(06 de Setembro de 2024)
LOCAÇÃO-FINANCEIRA E COMPRA E VENDA:
GARANTIA CERTEIRA OU MERA “LENDA”?
E, se depois da locação,
vier a ser adquirido,
temos carro “garantido”…
ou não, ou de todo não?
“Um veículo automóvel, objecto de um contrato de locação financeira, chegado ao seu termo, é susceptível de venda ao locatário: uma vez consumada a compra e venda, tem ou não a garantia de usado?
A empresa locadora não lha quer dar, uma vez que, diz, o consumidor já vem beneficiando do veículo, que era novo aquando do contrato.
Tratando-se de uma compra e venda de veículo usado, tem ou não, a esse título, a garantia legal?”
Apreciada a factualidade, cumpre emitir parecer:
1. Há que entender que a solução que se oferece é-o na perspectiva de um contrato de consumo: num dos polos o vendedor, noutro o consumidor, cujos bens se destinam a uso próprio, que não profissional [Lei 24/96: n.º 1 do art.º 2.º] .

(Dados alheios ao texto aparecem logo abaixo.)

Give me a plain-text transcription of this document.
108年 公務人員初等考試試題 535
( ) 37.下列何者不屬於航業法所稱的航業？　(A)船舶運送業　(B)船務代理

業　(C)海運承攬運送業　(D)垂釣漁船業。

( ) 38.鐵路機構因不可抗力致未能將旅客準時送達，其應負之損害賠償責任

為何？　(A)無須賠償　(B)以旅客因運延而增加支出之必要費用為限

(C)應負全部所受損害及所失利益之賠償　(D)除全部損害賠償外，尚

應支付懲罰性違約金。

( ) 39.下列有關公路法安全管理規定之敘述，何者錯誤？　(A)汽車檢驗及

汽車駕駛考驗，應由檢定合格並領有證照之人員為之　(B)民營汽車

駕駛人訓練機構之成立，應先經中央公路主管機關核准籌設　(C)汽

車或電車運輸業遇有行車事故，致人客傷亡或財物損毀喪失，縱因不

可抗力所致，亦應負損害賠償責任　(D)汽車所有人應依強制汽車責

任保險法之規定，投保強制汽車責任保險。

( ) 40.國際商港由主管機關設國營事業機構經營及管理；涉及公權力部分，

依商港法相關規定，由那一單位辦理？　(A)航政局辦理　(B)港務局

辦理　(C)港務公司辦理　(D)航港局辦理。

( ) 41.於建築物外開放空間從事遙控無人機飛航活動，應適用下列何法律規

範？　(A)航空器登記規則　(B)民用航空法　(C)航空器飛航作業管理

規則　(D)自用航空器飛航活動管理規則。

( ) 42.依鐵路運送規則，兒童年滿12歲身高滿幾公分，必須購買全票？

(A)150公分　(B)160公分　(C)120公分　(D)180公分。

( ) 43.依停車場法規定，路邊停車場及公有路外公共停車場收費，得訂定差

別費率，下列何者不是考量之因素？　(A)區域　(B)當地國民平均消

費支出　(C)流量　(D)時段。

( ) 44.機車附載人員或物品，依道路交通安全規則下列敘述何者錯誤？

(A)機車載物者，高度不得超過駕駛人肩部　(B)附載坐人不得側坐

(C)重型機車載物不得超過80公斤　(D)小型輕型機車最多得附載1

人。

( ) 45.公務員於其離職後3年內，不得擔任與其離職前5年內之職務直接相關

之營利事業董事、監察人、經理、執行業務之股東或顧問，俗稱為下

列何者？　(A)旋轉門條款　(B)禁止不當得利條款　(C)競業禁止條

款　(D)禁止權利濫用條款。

2. “Locação financeira é o contrato pelo qual uma das partes se obriga, mediante retribuição, a ceder à outra o gozo temporário de uma coisa, móvel ou imóvel, adquirida ou construída por indicação desta, e que o locatário poderá comprar, decorrido o período acordado, por um preço nele determinado ou determinável mediante simples aplicação dos critérios nele fixados.” [DL 149/95: art.º 1.º].
2. A Lei da Locação Financeira (LLF) diz, porém, no que se refere a “despesas”:
“salvo estipulação em contrário, as despesas de reparação do bem locado… ficam a cargo do locatário”: no silêncio do contrato (a não houver cláusula em contrário) as despesas de reparação, p, e., ficariam, pois, a cargo do locatário-consumidor [DL 149/95: art.º 14].
3. Tratando-se de um contrato de consumo, tal disposição da LLF esbarra na Lei da Compra e Venda dos Bens de Consumo (LCVBC), aplicável também à locação: “[A lei] é, ainda, aplicável, com as necessárias adaptações, aos bens de consumo fornecidos no âmbito de um contrato de … locação de bens de consumo” [DL 84/2021: al. b) do n.º 1 do art.º 3.º].
4. No entanto, a haver eventual colisão de normas prevalecem sempre as da LCVBC de 2003 ou de 2021 sobre as da LLF de 1995, porque especiais [a lei especial derroga a geral].
5. A LCVBC prevalece, designadamente, no silêncio do contrato quanto a despesas de reparação do bem enquanto a relação contratual durar, tanto mais que, em contraponto com a LLF, a Lei da Compra e Venda de Bens de Consumo reveste natureza imperativa [contra a natureza supletiva da LLF (que só se aplica se os contraentes não pactuarem outra coisa)].
6. Sob a epígrafe “imperatividade”, estabelece a LCVBC que “sem prejuízo do regime das [condições gerais dos contratos], é nulo o acordo ou cláusula contratual pelo qual antes da denúncia da falta de conformidade ao vendedor se excluam ou limitem os direitos do consumidor...” [DL 84/2021: art.º 51].
7. Operando-se a transmissão da propriedade da coisa para o locatário-consumidor, as regras da LCVBC aplicar-se-ão sem excepção: tratando-se de coisa móvel usada, “o prazo de três anos de garantia” pode ser reduzido, por acordo das partes, nunca por período inferior a 18 meses (ano e meio) [DL 84/2021: art.º 12].
10. Por conseguinte, não há, na circunstância, qualquer objecção, pelo contrário, a que se aplique a LCVBC numa locação-venda, tão logo a transmissão da propriedade da coisa, por meio do contrato de compra e venda, venha a ocorrer: donde, ter de ser assegurada a garantia de três (3) anos, como se de bem usado se tratasse (que o é em todo o caso), podendo por acordo fixar-se tal garantia em prazo não inferior a 18 meses.
EM CONCLUSÃO:
a. Em se tratando de um contrato de consumo, a LCVBC também se aplica ao regime da “locação financeira”.
b. Mesmo no silêncio do contrato, i. é, se não houver cláusula em contrário, é ao locador que compete assegurar a conformidade do bem, não sendo lícito se transfira tal responsabilidade, nos termos da garantia legal, para o locatário-consumidor.
c. Em caso de venda do bem locado, o locador-vendedor tem de assegurar a garantia legal, sem mais, ou negociá-la com o locatário-comprador até 18 meses (ano e meio), mas tem obrigatoriamente de a observar.